Two Americans and a British-Cypriot economist won the 2010 Nobel economics prize on Monday for developing a theory that helps explain why many people can remain unemployed despite a large number of job vacancies.

Federal Reserve board nominee Peter Diamond was honoured along with Dale Mortensen and Christopher Pissarides with the 10 million Swedish kronor ($1.5 million) prize for their analysis of the obstacles that prevent buyers and sellers from efficiently pairing up in markets.

Mr. Diamond — a former mentor to current Federal Reserve chairman Ben Bernanke — analysed the foundations of so-called search markets, while Mr. Mortensen and Mr. Pissarides expanded the theory and applied it to the labour market.

Since searching for jobs takes time and resources, it creates frictions in the job market, helping explain why there are both job vacancies and unemployment simultaneously, the academy said.

“The laureates’ models help us understand the ways in which unemployment, job vacancies and wages are affected by regulation and economic policy,” the citation said.

Mr. Diamond, 70, is an economist at the Massachusetts Institute of Technology, and an authority on Social Security, pensions and taxation.

President Barack Obama has nominated Mr. Diamond to become a member of the Federal Reserve. However, the Senate failed to approve his nomination before lawmakers left to campaign for the midterm congressional elections.

Senate Republicans have objected to what they see as Mr. Diamond’s limited experience in dissecting the inner workings of the national economy.

Mr. Bernanke was one of Mr. Diamond’s students at MIT. When Mr. Bernanke turned in his doctoral dissertation back in 1979, one of the people he thanked was Mr. Diamond for being generous with his time and reading and discussing Mr. Bernanke’s work.

Mr. Pissarides, a 62-year-old professor at the London School of Economics, told The Associated Press that the win was “a complete surprise“.

“The happiness is even more when it comes as a surprise,” he said, speaking from his north London home.

Mr. Pissarides said that his work had already helped shape official thinking on both sides of the Atlantic.

For example, he said that the New Deal for Young People, a British government initiative aimed at getting 18-24-year-olds back on the job market after long spells of unemployment, “is very much based on our work.”

Excerpts from 2009 Nobel Prize economic citation:

Excerpts from the citation awarding the 2010 Nobel Memorial Prize in Economic Sciences to Americans Peter Diamond and Dale Mortensen and Christopher Pissarides, a British and Cypriot citizen.

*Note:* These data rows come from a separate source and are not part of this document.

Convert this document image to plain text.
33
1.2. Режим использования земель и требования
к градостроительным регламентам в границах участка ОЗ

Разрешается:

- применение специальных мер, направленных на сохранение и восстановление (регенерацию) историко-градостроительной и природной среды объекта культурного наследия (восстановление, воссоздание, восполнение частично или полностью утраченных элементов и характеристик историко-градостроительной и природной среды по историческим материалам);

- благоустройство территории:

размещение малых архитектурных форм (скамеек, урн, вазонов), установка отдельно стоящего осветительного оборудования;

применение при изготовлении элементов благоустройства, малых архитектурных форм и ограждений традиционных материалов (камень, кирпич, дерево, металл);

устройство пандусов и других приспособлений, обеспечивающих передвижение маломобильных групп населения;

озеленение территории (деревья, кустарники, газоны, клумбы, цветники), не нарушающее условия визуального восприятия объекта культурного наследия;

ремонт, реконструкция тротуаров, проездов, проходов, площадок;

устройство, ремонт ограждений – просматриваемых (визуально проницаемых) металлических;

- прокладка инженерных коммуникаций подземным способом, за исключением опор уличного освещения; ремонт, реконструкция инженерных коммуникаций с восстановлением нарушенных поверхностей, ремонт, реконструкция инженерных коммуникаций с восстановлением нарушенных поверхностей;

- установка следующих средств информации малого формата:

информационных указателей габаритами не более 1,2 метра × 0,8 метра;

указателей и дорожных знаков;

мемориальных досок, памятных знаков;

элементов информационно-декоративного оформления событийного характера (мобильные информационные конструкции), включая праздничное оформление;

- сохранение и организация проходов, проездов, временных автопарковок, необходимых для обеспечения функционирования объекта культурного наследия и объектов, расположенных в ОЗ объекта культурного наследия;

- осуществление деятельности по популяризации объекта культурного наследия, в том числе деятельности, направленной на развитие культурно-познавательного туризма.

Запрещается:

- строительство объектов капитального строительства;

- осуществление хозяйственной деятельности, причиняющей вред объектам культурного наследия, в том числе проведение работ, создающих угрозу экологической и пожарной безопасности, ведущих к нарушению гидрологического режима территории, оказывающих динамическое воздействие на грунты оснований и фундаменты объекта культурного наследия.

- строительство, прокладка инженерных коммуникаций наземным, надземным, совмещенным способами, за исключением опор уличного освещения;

“Why are so many people unemployed at the same time that there are a large number of job openings? How can economic policy affect unemployment? This year’s Laureates have developed a theory which can be used to answer these questions. This theory is also applicable to markets other than the labor market.”

“On many markets, buyers and sellers do not always make contact with one another immediately. This concerns, for example, employers who are looking for employees and workers who are trying to find jobs. Since the search process requires time and resources, it creates frictions in the market. On such search markets, the demands of some buyers will not be met, while some sellers cannot sell as much as they would wish. Simultaneously, there are both job vacancies and unemployment on the labor market.”

“This year’s three Laureates have formulated a theoretical framework for search markets. Peter Diamond has analyzed the foundations of search markets. Dale Mortensen and Christopher Pissarides have expanded the theory and have applied it to the labor market. The Laureates’ models help us understand the ways in which unemployment, job vacancies, and wages are affected by regulation and economic policy. This may refer to benefit levels in unemployment insurance or rules in regard to hiring and firing. One conclusion is that more generous unemployment benefits give rise to higher unemployment and longer search times.”

“Search theory has been applied to many other areas in addition to the labor market. This includes, in particular, the housing market. The number of homes for sale varies over time, as does the time it takes for a house to find a buyer and the parties to agree on the price. Search theory has also been used to study questions related to monetary theory, public economics, financial economics, regional economics, and family economics.”